Picking up the pieces from bushfire disaster in Australia

by AZREEN HANI / pic by AFP

CITIZENS of Australia are reeling, families are trying to rebuild their lives and the government is counting the billions of losses and potential impact to the economy.

The bushfires have ravaged over 12 million acres (4.9 million hectares) or almost six times the size of the state of Selangor.

At least 28 people have died, with more than 2,000 homes destroyed, according to news reports.

Experts estimated that a billion animals could have perished and the disaster will cost the Australian economy about A$5 billion (RM14 billion) in direct losses.

Horrific images of red skies, burning houses, dead animals and thousands having to flee their homes dominated global news.

“To say it is really bad is an understatement. We woke up with the red sky upon us and we are always on alert,” said Sydney resident Linh Dover-Ong to The Malaysian Reserve in a phone interview.

“The disaster is real. The red sky photos, the smoke, the devastating situation — bear in mind all the photos were not edited or ‘Photoshopped’. It is what we had gone through for the past couple of weeks,” she said.

While the worst is over, the impact from the environmental disaster continues to linger and locals are still living in despair.

“The fire has died down but there’s still a bit of smoke where we are. It was worse two weeks ago,” she added.

Ariff Azmi, a Malaysian-born restaurateur in Melbourne, said although bushfires are an annual natural occurrence during summer, it was so “distressing” to see a sheer size of the disaster this year.

“The size of the fires this year has been unprecedented and it’s scary to think what’s to come in the future,” Ariff said.

Ariff learned that his old home, where he used to live two years ago, had been destroyed by the fire.

“Alhamdulillah, we moved recently to a new suburb, so we escaped any direct contact with the bushfires.

“However, our old home that had beautiful wetlands behind it and with kangaroos coming right up to the backyard, had been destroyed.”

“It’s sad to think about the hundreds of kangaroos and animals that were burnt. Even our former neighbours had to be evacuated. The wetlands based on media images are just black and burnt from its former beauty,” he said.

For both Linh and Ariff, the thick smog they are facing is reminiscent of Kuala Lumpur’s haze, but the dry climate in Sydney and Melbourne make the haze situation worse.

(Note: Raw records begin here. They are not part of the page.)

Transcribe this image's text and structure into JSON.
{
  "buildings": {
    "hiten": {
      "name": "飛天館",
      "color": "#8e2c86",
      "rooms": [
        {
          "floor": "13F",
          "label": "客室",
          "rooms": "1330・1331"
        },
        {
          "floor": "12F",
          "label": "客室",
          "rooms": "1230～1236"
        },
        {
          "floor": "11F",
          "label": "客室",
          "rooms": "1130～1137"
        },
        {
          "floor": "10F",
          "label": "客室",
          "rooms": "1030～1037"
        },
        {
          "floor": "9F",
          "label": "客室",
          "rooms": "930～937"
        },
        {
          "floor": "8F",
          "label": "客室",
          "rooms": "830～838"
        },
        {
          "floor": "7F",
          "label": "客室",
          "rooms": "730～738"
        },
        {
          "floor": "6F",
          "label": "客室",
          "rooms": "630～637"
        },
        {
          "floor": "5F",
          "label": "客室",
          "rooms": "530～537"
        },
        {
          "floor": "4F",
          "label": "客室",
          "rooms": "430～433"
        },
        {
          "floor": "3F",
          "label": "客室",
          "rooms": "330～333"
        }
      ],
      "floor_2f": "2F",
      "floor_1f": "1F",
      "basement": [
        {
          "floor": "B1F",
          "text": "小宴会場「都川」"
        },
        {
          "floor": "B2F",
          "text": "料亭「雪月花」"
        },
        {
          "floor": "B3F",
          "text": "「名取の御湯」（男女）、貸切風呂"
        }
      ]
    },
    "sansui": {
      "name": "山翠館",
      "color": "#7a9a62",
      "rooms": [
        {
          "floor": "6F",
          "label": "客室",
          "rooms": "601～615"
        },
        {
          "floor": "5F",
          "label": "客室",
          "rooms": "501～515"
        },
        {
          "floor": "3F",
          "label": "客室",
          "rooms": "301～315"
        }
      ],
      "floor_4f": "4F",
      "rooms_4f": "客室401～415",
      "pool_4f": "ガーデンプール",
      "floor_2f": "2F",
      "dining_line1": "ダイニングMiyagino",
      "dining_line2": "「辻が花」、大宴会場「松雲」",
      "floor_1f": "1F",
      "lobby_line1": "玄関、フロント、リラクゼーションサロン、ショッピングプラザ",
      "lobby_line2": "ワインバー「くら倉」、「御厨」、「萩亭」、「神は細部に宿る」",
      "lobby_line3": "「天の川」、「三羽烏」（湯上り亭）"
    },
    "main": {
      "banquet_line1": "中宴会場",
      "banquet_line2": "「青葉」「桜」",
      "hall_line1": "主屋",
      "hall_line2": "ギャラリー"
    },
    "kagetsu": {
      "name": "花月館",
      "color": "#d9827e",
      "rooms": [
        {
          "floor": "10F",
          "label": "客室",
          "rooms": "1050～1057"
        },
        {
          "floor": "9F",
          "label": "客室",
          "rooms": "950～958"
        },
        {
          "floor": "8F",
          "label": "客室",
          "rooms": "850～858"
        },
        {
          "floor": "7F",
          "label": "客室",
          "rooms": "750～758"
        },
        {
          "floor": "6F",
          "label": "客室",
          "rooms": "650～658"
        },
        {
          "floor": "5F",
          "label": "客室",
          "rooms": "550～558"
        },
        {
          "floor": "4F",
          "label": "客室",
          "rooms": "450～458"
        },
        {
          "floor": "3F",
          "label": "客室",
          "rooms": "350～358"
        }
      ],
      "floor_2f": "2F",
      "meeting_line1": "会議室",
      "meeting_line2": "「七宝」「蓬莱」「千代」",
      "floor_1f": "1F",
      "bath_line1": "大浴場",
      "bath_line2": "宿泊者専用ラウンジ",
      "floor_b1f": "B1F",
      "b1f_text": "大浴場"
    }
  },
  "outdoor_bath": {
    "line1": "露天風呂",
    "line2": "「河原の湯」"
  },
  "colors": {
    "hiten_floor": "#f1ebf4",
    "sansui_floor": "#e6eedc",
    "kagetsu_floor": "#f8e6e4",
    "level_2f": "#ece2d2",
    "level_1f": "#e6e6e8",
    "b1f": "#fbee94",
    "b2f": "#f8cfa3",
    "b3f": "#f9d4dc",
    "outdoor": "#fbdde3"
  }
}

“Sydney’s haze was the worst due to the burning. We were shielded here in Melbourne at the time,” said Ariff, adding that it was quite a spectacle how the fire spreads to all over Australia.

He said his family in Malaysia is very concerned about the situation. They had deferred their travel to Australia this summer due to the impact of the bushfires.

Finding Strength Amid the Calamity

Both Linh and Ariff were overwhelmed with the show of support from their respective community as they confronted the disaster.

“It’s amazing to see the volunteerism from the different communities here. From the heroes who are assisting the firefighters at the front line to the various communities who are donating time, money, food, comfort and housing to those who are affected.

“People are distraught, but there’s a sense of strength. Everybody in the country is trying to help out in any way they can,” Ariff said.

Linh, who runs a local sewing business, was touched when her seven-year-old daughter, Belle, wanted to learn sewing pouches and wraps for the rescued animals.

“This is a good time as any to teach her how (to sew) and so far, she alone had sewn about seven wraps and pouches, together with her younger brother, Recce,” said the proud mother.

Her contribution may be small as it is estimated that the animals will need up to 10,000 blankets, wraps or pouches.

“If one person can donate about a hundred, imagine what a thousand people can do,” she said.

Ariff, who has been living in Australia since 1991, at times feel “almost guilty” as he and his family live in a safe part of the country.

“The best I can do is donate money and pray for the best to those who are suffering and to those fighting the fires on the front line,” he said.

Ariff said climate change would make future bushfires even more devastating and frequent.

“So, we’ll have to review our plans in the future,” he said.

Calling for International Support

Linh said local celebrities such as comedian Celeste Barber had managed to raise A$41 million in donation, and other A-listers such as Nicole Kidman, Liam and Chris Hemsworth, as well as Hugh Jackman had pledged A$500,000 each to help rebuild the country.

“I am sure we will need more especially to rebuild the houses. I can’t imagine how much it will cost,” she said.

Last week, Economic Affairs Minister Datuk Seri Mohamed Azmin Ali said the Cabinet has agreed to send help to Australia and the mission will be coordinated by the National Disaster Management Agency.

Linh and Ariff expressed hopes for more international aide to arrive in Australia.

“We are overwhelmed and grateful with all the kindness shown to us. This crisis has shown us the real face of humanity from all over the world.

“I hope we can get more support as we are making the best as we try to rebuild our lives the best way we can,” she added.